Representative metrics from (Farea et al., 20 Mar 2025, Klement et al., 21 Jan 2026):

Framework Epochs to MSE < 10⁻⁴ Relative L₂ Error Parametric Reduction
Classical PINN 100,000 20.3% 1.0×
QCPINN 1,000 3.3% ~0.1×

Limitations observed include the onset of barren plateaus in quantum landscapes, higher shot requirements for circuit-based differentiation, and the challenge of scaling to high-dimensional PDEs or large system sizes (Klement et al., 21 Jan 2026, Markidis, 2022, Lantigua et al., 10 Nov 2025).

6. Applications and Specialized Extensions

Quantum Control and Dynamics

Hybrid frameworks are deployed for quantum optimal control, enabling state-to-state transfer with state fidelities exceeding 0.99, using a PINN structure to optimize discretized control fields under physics constraints (PMP, Lindblad) (Dehaghani et al., 2024).

Hamiltonian Learning

Inverse PINN-HL frameworks jointly optimize NNQS representations and Hamiltonian parameters, enforcing the Schrödinger equation as a physics constraint. MSE scaling approaches the Heisenberg limit, outperforming purely data-driven tomography in both accuracy and resource efficiency (Liu et al., 12 Jun 2025).

PDEs, UQ, and Operator Theory

In high-dimensional PDEs, QO-SPINN exploits quantum-orthogonal building blocks to accelerate matrix-vector operations, enabling robust uncertainty quantification through principled GP priors over Lipschitz-constrained solution spaces (Zanotta et al., 16 Nov 2025).
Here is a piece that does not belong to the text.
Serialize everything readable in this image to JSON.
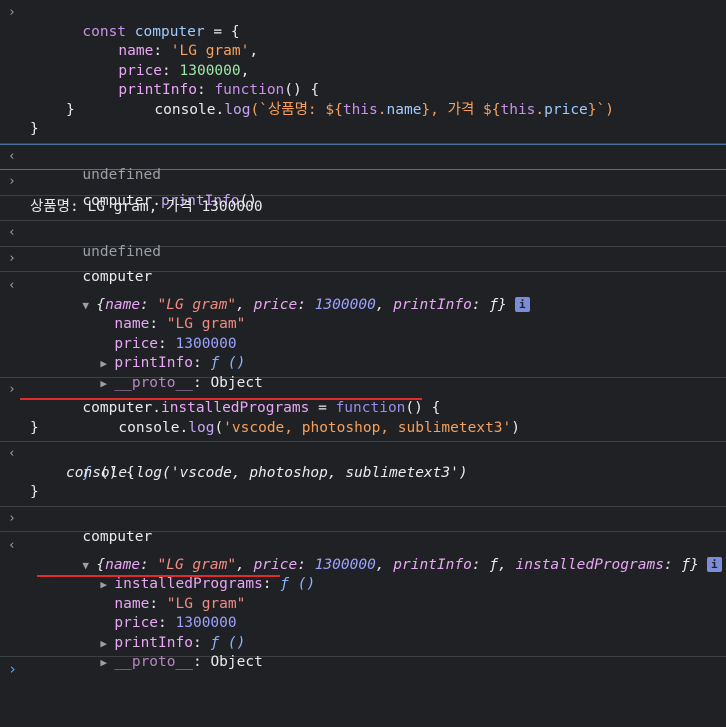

Quantum Sampling and Combinatorial Screening

In sample-based quantum diagonalization workflows, physics-informed pruning via implicit perturbative screening guides generative models (e.g., RBM), compressing the relevant Hilbert subspace and improving energy convergence in noisy quantum simulations (Patra et al., 7 Dec 2025).

7. Theoretical Guarantees and Future Directions

  • Universal Approximation: Formal proofs exist for hybrid architectures (e.g., QPINN-MAC) which combine classical and quantum components, showing universal function-approximation power with error converging as O((NN)1/2)O((N\mathcal N)^{-1/2}) (Lantigua et al., 10 Nov 2025).
  • Barren Plateau Mitigation: Strategic quantum-classical coupling prevents gradient collapse, ensuring that gradient norms decay only polynomially with system size, not exponentially, preserving trainability in deep circuits (Lantigua et al., 10 Nov 2025).
  • Scalability: Prospects include extension to many-body quantum simulation, reinforcement learning environments, integral/differential operator learning, and large-scale, hardware-integrated workflows (Koutromanos et al., 2024, Patra et al., 7 Dec 2025).
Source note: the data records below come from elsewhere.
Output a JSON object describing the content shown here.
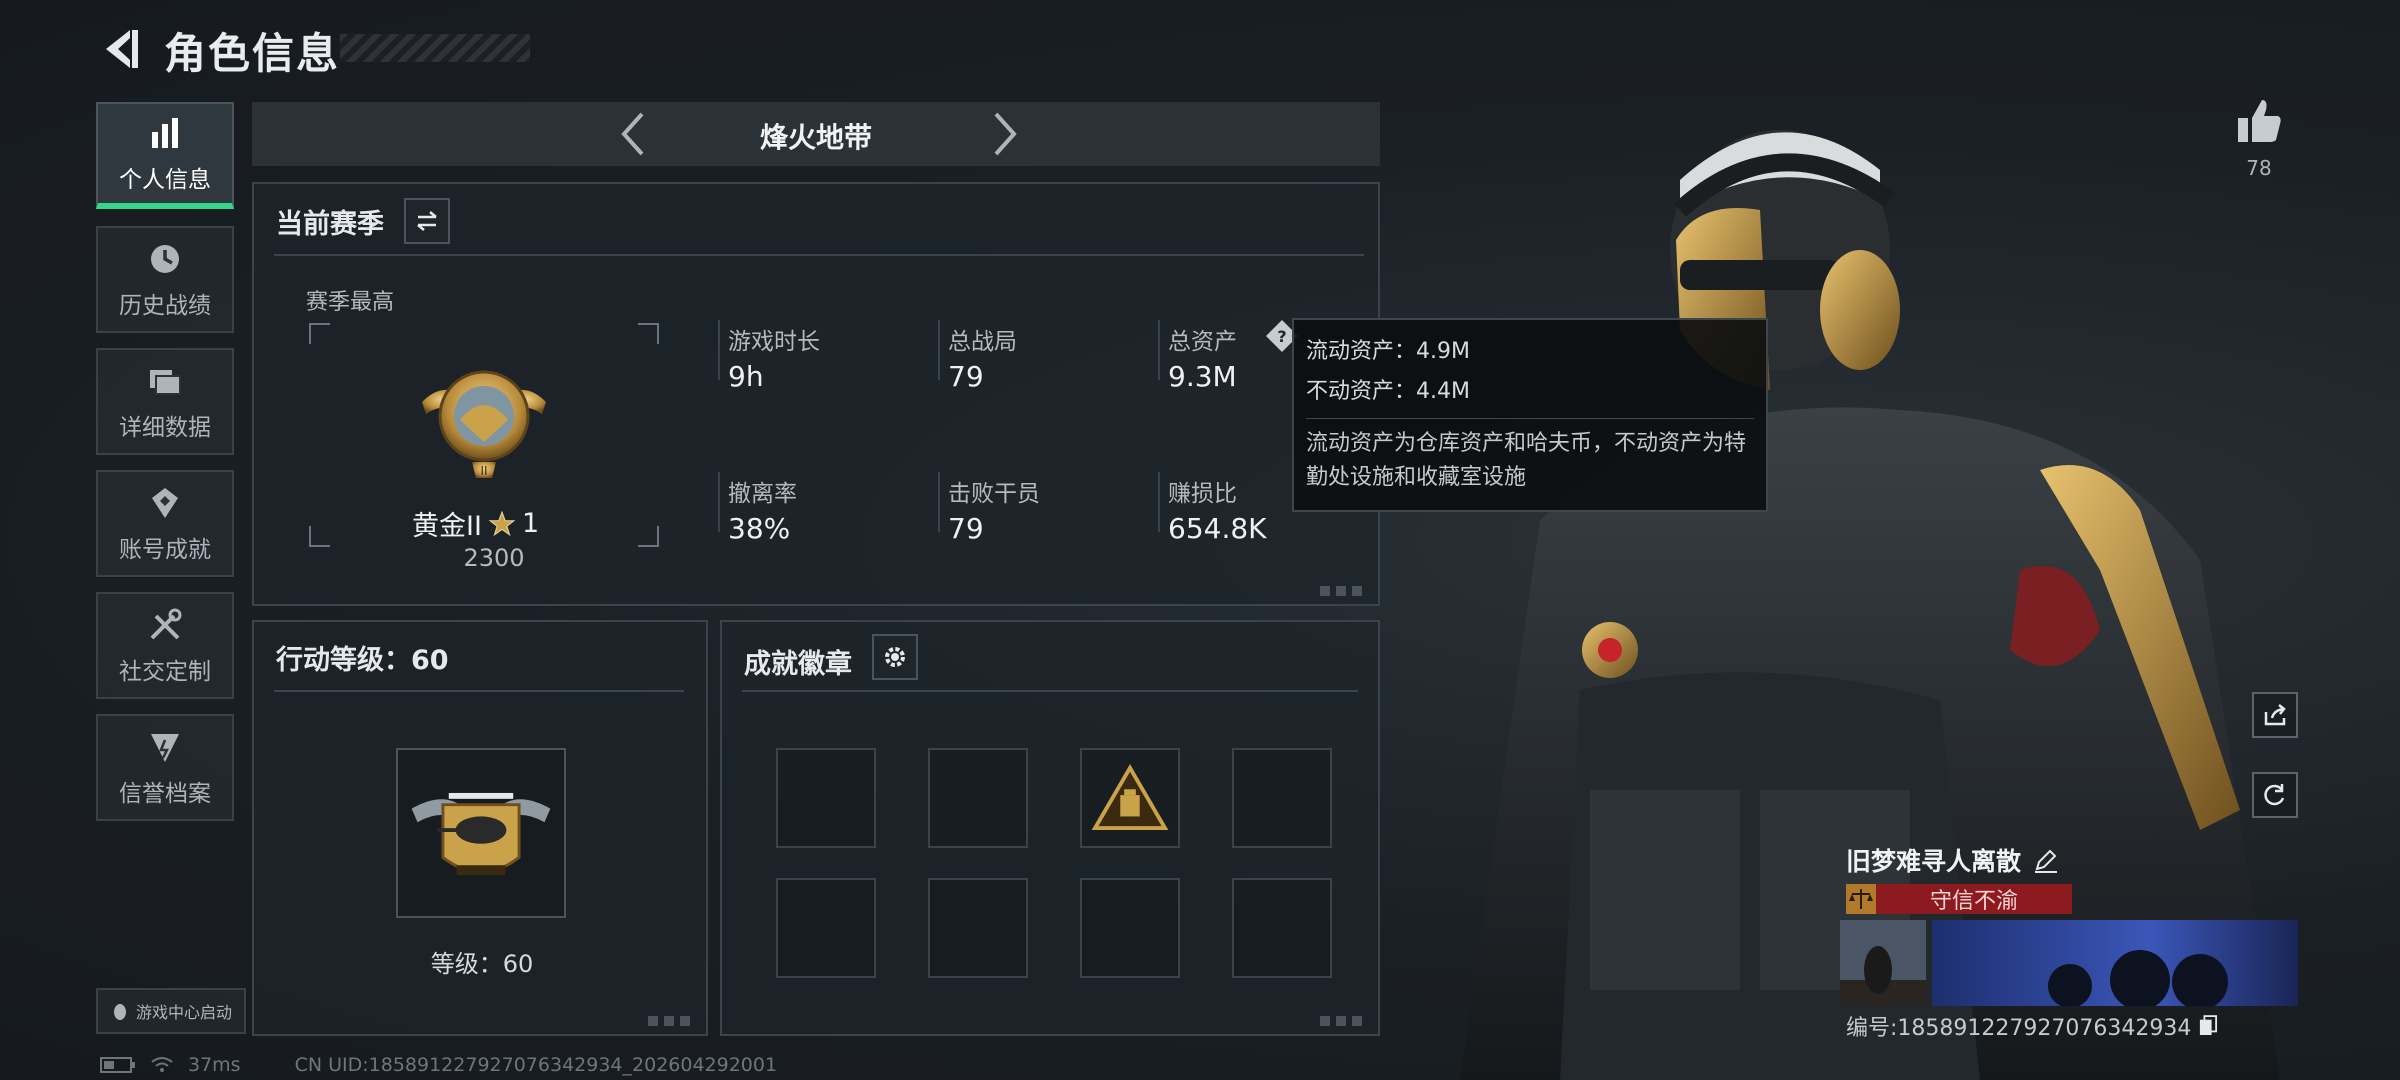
{
  "header": {
    "title": "角色信息"
  },
  "sidebar": {
    "items": [
      {
        "label": "个人信息",
        "icon": "bar-chart-icon",
        "active": true
      },
      {
        "label": "历史战绩",
        "icon": "clock-history-icon"
      },
      {
        "label": "详细数据",
        "icon": "folders-icon"
      },
      {
        "label": "账号成就",
        "icon": "achievement-icon"
      },
      {
        "label": "社交定制",
        "icon": "tools-icon"
      },
      {
        "label": "信誉档案",
        "icon": "reputation-icon"
      }
    ],
    "game_center": "游戏中心启动"
  },
  "mode_selector": {
    "name": "烽火地带"
  },
  "season": {
    "title": "当前赛季",
    "best_label": "赛季最高",
    "rank_name": "黄金II",
    "rank_stars": "1",
    "rank_points": "2300",
    "stats": [
      {
        "label": "游戏时长",
        "value": "9h"
      },
      {
        "label": "总战局",
        "value": "79"
      },
      {
        "label": "总资产",
        "value": "9.3M"
      },
      {
        "label": "撤离率",
        "value": "38%"
      },
      {
        "label": "击败干员",
        "value": "79"
      },
      {
        "label": "赚损比",
        "value": "654.8K"
      }
    ]
  },
  "tooltip": {
    "liquid": "流动资产：4.9M",
    "fixed": "不动资产：4.4M",
    "desc": "流动资产为仓库资产和哈夫币，不动资产为特勤处设施和收藏室设施"
  },
  "action_level": {
    "title": "行动等级：60",
    "level_text": "等级：60"
  },
  "badges": {
    "title": "成就徽章"
  },
  "profile": {
    "likes": "78",
    "player_name": "旧梦难寻人离散",
    "trust_title": "守信不渝",
    "player_id": "编号:1858912279270763429​34"
  },
  "status_bar": {
    "ping": "37ms",
    "uid": "CN UID:1858912279270763429​34_202604292001"
  },
  "colors": {
    "accent_green": "#35d58a",
    "trust_red": "#8d1a1e",
    "gold": "#c9a24a"
  }
}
Research on loss landscape geometry, advanced ansatz design (e.g., quantum convolutional blocks, skip connections), and rigorous error/uncertainty quantification remains ongoing, with applications expanding from quantum control to quantum chemistry and large-scale dynamical modeling.
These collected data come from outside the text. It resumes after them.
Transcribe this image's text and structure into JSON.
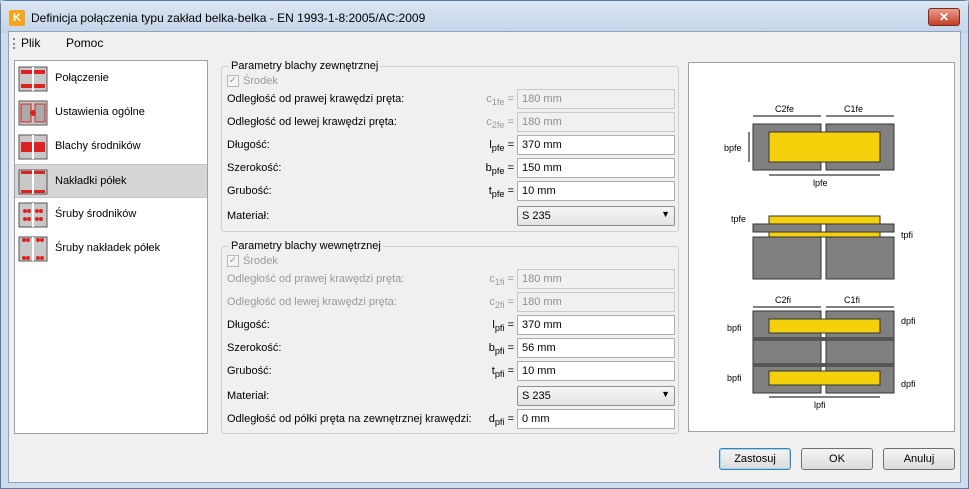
{
  "window": {
    "title": "Definicja połączenia typu zakład belka-belka - EN 1993-1-8:2005/AC:2009",
    "close": "✕",
    "icon": "K"
  },
  "menu": [
    "Plik",
    "Pomoc"
  ],
  "nav": [
    {
      "label": "Połączenie",
      "icon": "connection-icon"
    },
    {
      "label": "Ustawienia ogólne",
      "icon": "general-settings-icon"
    },
    {
      "label": "Blachy środników",
      "icon": "web-plates-icon"
    },
    {
      "label": "Nakładki półek",
      "icon": "flange-cover-plates-icon",
      "active": true
    },
    {
      "label": "Śruby środników",
      "icon": "web-bolts-icon"
    },
    {
      "label": "Śruby nakładek półek",
      "icon": "flange-bolts-icon"
    }
  ],
  "outer": {
    "title": "Parametry blachy zewnętrznej",
    "center_label": "Środek",
    "rows": [
      {
        "label": "Odległość od prawej krawędzi pręta:",
        "sym": "c",
        "sub": "1fe",
        "eq": " =",
        "value": "180 mm",
        "disabled": true
      },
      {
        "label": "Odległość od lewej krawędzi pręta:",
        "sym": "c",
        "sub": "2fe",
        "eq": " =",
        "value": "180 mm",
        "disabled": true
      },
      {
        "label": "Długość:",
        "sym": "l",
        "sub": "pfe",
        "eq": " =",
        "value": "370 mm"
      },
      {
        "label": "Szerokość:",
        "sym": "b",
        "sub": "pfe",
        "eq": " =",
        "value": "150 mm"
      },
      {
        "label": "Grubość:",
        "sym": "t",
        "sub": "pfe",
        "eq": " =",
        "value": "10 mm"
      }
    ],
    "material_label": "Materiał:",
    "material": "S 235"
  },
  "inner": {
    "title": "Parametry blachy wewnętrznej",
    "center_label": "Środek",
    "rows": [
      {
        "label": "Odległość od prawej krawędzi pręta:",
        "sym": "c",
        "sub": "1fi",
        "eq": " =",
        "value": "180 mm",
        "disabled": true
      },
      {
        "label": "Odległość od lewej krawędzi pręta:",
        "sym": "c",
        "sub": "2fi",
        "eq": " =",
        "value": "180 mm",
        "disabled": true
      },
      {
        "label": "Długość:",
        "sym": "l",
        "sub": "pfi",
        "eq": " =",
        "value": "370 mm"
      },
      {
        "label": "Szerokość:",
        "sym": "b",
        "sub": "pfi",
        "eq": " =",
        "value": "56 mm"
      },
      {
        "label": "Grubość:",
        "sym": "t",
        "sub": "pfi",
        "eq": " =",
        "value": "10 mm"
      }
    ],
    "material_label": "Materiał:",
    "material": "S 235",
    "edge_label": "Odległość od półki pręta na zewnętrznej krawędzi:",
    "edge_sym": "d",
    "edge_sub": "pfi",
    "edge_eq": " =",
    "edge_value": "0 mm"
  },
  "diagram": {
    "top": {
      "c2": "C2fe",
      "c1": "C1fe",
      "b": "bpfe",
      "l": "lpfe"
    },
    "mid": {
      "t_outer": "tpfe",
      "t_inner": "tpfi"
    },
    "bottom": {
      "c2": "C2fi",
      "c1": "C1fi",
      "b": "bpfi",
      "d": "dpfi",
      "l": "lpfi"
    }
  },
  "buttons": {
    "apply": "Zastosuj",
    "ok": "OK",
    "cancel": "Anuluj"
  },
  "colors": {
    "plate": "#f5d10c",
    "beam": "#808080",
    "active_nav": "#d6d6d6"
  }
}
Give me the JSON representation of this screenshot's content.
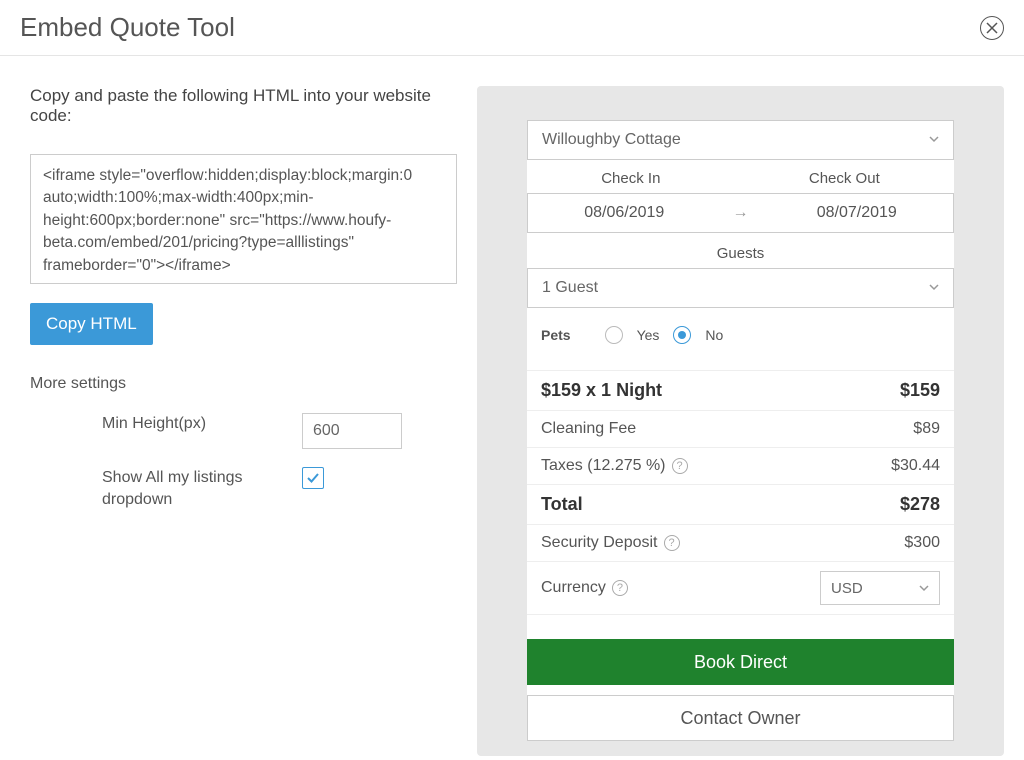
{
  "header": {
    "title": "Embed Quote Tool"
  },
  "left": {
    "desc": "Copy and paste the following HTML into your website code:",
    "code": "<iframe style=\"overflow:hidden;display:block;margin:0 auto;width:100%;max-width:400px;min-height:600px;border:none\" src=\"https://www.houfy-beta.com/embed/201/pricing?type=alllistings\" frameborder=\"0\"></iframe>",
    "copy_btn": "Copy HTML",
    "more_settings": "More settings",
    "min_height_label": "Min Height(px)",
    "min_height_value": "600",
    "show_all_label": "Show All my listings dropdown"
  },
  "widget": {
    "property": "Willoughby Cottage",
    "checkin_label": "Check In",
    "checkout_label": "Check Out",
    "checkin": "08/06/2019",
    "checkout": "08/07/2019",
    "guests_label": "Guests",
    "guests_value": "1 Guest",
    "pets_label": "Pets",
    "pets_yes": "Yes",
    "pets_no": "No",
    "rows": [
      {
        "label": "$159 x 1 Night",
        "value": "$159",
        "bold": true
      },
      {
        "label": "Cleaning Fee",
        "value": "$89"
      },
      {
        "label": "Taxes (12.275 %)",
        "value": "$30.44",
        "help": true
      },
      {
        "label": "Total",
        "value": "$278",
        "bold": true
      },
      {
        "label": "Security Deposit",
        "value": "$300",
        "help": true
      }
    ],
    "currency_label": "Currency",
    "currency_value": "USD",
    "book_btn": "Book Direct",
    "contact_btn": "Contact Owner"
  }
}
Overall, Physics-Informed Classical-Quantum Machine Learning frameworks synthesize the rigor of physics-based modeling with the representational power and trainability of hybrid quantum-classical architectures, yielding significant advances in accuracy, efficiency, and interpretability across simulation, control, and inverse problems in both the quantum and classical domains (Koutromanos et al., 2024, Markidis, 2022, Farea et al., 20 Mar 2025, Zanotta et al., 16 Nov 2025, Liu et al., 12 Jun 2025, Klement et al., 21 Jan 2026).